Eder China hat ja in der Vergangenheit sehr viele Investitionen angezogen. Dann wurde irgendwann die Reform-Bremse angezogen. In Peking sieht man, dass es einen Investitions-Stau gibt. Ich denke, China wird sich ganz langsam öffnen, weil die chinesische Regierung die Unternehmen im Land schützen und stärken will, bis sie dominante Positionen auch gegen neue Konkurrenz verteidigen können.

Welche Rolle spielen Banken für die Seidenstraße?

Eder Staatsbanken haben mitunter sehr günstige Kredite vergeben. Da gab es schon vor 20 Jahren die „Go-global“-Initiative. 2013 hat es dann nochmal mit der Seidenstraße einen erneuten Schub gegeben. Die Botschaft an chinesische Unternehmen war: Geht raus, werdet Champions.
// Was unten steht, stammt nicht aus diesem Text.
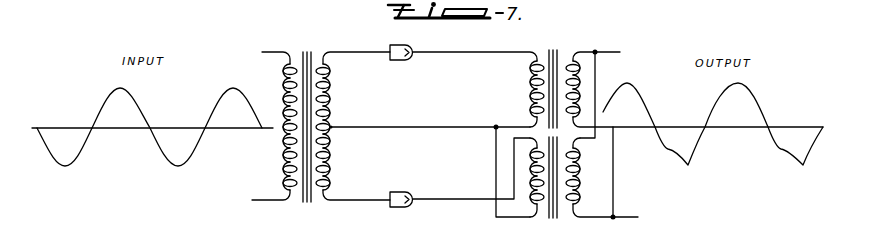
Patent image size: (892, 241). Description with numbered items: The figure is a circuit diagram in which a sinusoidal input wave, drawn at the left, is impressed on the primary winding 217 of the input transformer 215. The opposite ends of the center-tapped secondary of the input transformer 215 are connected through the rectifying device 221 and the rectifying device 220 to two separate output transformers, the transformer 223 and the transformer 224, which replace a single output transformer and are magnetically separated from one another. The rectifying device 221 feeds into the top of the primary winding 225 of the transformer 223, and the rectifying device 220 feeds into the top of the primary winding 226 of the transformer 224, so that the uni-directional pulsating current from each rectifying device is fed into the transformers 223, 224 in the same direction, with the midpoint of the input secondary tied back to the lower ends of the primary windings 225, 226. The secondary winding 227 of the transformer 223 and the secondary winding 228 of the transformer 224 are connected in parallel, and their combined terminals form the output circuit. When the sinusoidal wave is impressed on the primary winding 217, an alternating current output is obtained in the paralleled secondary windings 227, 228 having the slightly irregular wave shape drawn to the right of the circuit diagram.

The input transformer 215 is at (328, 41).
The primary winding 217 is at (282, 82).
The rectifying device 220 is at (401, 191).
The rectifying device 221 is at (396, 62).
The transformer 223 is at (576, 41).
The transformer 224 is at (578, 235).
The primary winding 225 is at (536, 80).
The primary winding 226 is at (530, 172).
The secondary winding 227 is at (571, 82).
The secondary winding 228 is at (598, 165).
Auch die Banken konnten ohne große Konkurrenz in China wachsen und sollen jetzt nach außen gehen. Mit der Seidenstraße ist meist eine Infrastruktur verbunden. Laut dem chinesischen Strategiepapier ist aber auch der Bereich Finanzen einer der fünf Pfeiler der Seidenstraßeninitiative. Wir sehen meist Auflistungen von Swops und eine vorsichtige Internationalisierung des Renmimbi. Aber für mich ist auch das Wachstum chinesischer Banken sehr interessant. In Luxemburg hat die „Banque Internationale à Luxembourg“ ja auch einen chinesischen Investor. Auch bei der Deutschen Bank sind Chinesen ein großer Aktionär, wenn auch nicht so dominant wie die Legend Holdings bei der BIL.